Desperately wanting

A couple of years ago we were at the “height” of a really good vibe and since then things have been shifty. I’ve been living as though my best days are behind us as far as this relationship is concerned, which, I know is ridiculous since you’re the most approachable Being I know. I don’t even think it’s been a conscious thought but it’s definitely evident in the despair I feel when I consider the current state of the said relationship and what I perceive to be its future potential.

My perspective has also changed immensely, I’ve held You with such palpable suspicion & mistrust. You’ve stood many times before the bar of my reasoning (& feelings) & at worst has been found guilty and at best wanting.

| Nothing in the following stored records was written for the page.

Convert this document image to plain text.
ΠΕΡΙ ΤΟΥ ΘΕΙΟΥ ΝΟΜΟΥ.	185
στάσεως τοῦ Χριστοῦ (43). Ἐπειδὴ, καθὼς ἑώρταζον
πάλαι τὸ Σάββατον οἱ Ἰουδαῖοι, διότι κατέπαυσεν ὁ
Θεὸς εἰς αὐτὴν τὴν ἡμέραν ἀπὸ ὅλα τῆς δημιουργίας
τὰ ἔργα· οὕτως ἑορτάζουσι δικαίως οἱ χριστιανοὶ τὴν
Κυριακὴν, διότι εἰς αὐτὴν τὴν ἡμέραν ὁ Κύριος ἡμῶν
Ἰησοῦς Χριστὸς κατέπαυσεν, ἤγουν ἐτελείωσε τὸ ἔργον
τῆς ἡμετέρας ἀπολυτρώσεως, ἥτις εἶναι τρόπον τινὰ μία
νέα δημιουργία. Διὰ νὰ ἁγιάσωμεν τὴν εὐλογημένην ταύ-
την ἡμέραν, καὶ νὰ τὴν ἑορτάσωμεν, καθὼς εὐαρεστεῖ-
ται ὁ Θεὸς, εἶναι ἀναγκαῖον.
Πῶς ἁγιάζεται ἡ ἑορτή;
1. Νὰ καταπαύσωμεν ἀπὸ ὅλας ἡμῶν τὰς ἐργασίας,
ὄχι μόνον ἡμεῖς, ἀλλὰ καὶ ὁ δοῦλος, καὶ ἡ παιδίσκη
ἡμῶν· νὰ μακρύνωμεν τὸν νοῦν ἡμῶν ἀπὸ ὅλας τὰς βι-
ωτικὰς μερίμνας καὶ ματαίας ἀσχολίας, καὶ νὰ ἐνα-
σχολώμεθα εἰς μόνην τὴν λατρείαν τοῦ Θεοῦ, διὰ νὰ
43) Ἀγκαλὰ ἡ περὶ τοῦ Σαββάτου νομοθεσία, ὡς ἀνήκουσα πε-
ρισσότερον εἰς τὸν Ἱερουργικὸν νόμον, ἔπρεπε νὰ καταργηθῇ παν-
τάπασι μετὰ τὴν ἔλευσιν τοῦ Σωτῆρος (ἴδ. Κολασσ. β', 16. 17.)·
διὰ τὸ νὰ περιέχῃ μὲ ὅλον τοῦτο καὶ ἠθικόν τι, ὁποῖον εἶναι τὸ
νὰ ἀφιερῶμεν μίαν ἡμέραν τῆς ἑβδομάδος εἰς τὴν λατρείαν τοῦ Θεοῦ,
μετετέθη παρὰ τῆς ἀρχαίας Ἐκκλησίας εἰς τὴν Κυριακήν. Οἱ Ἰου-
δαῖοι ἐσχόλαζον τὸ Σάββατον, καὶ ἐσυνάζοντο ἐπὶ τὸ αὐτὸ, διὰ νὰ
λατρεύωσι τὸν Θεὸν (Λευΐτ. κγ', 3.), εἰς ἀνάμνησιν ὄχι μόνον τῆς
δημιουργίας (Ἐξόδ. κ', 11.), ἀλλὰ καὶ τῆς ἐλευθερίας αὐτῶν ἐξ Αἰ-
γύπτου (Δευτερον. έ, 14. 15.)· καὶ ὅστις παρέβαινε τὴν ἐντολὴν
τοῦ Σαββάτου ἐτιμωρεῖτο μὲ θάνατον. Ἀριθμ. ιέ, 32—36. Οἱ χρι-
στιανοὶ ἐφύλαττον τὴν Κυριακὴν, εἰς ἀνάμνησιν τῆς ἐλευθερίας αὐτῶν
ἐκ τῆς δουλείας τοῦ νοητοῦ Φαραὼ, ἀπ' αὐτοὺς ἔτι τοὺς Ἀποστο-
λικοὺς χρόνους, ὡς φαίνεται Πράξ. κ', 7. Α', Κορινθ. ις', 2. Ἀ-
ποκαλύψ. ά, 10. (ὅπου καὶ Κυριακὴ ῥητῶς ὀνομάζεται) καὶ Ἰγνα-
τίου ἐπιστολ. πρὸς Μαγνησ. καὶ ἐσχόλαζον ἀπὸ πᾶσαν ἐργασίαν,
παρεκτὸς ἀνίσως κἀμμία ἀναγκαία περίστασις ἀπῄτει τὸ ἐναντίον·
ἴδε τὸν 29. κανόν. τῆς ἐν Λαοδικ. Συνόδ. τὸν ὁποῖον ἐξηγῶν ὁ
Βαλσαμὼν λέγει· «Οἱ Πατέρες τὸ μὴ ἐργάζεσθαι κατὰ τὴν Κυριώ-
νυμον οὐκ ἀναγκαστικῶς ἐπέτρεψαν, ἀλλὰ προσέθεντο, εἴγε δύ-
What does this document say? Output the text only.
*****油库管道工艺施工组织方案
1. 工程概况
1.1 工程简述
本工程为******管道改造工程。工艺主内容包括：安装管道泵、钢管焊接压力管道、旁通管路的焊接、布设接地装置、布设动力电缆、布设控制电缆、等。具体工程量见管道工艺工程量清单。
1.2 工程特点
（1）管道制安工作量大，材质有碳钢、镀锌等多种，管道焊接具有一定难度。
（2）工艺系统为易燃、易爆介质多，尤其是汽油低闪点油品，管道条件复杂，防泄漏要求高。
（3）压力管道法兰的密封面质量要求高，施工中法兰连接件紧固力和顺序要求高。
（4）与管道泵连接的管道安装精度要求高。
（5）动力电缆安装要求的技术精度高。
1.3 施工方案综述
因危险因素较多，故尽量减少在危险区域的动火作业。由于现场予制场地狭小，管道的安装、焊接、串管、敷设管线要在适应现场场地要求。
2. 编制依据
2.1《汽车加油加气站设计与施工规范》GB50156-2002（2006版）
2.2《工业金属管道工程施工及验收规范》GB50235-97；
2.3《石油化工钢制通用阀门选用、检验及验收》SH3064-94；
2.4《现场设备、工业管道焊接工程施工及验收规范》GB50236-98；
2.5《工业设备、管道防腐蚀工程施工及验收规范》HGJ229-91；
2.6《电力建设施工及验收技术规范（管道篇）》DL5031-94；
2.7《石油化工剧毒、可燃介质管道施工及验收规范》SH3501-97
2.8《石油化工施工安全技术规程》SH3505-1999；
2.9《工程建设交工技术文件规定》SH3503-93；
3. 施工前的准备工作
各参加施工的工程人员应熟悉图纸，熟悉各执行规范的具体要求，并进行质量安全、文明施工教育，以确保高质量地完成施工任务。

I know that says very little about my faith and probably even less about the “prior” state of things. I’ve often wondered how legitimate an experience that was if this is where I find myself today.

My heart is athirst for a life centered on God, I miss the days when it wasn’t such a fight & I didn’t struggle so desperately to hold on to the remnants. I miss Him sorely & everything about me is bleeding from the want. I’ve tried to feel about Him as I once did, perhaps therein lie my problems.

I know my attempts will always be futile since I’m my own hero there, I know I need to lean on grace but I have no idea what that looks like on the daily. The one thought that warms my soul is how evident it is that He has not only been the author but the one to sustain my salvation.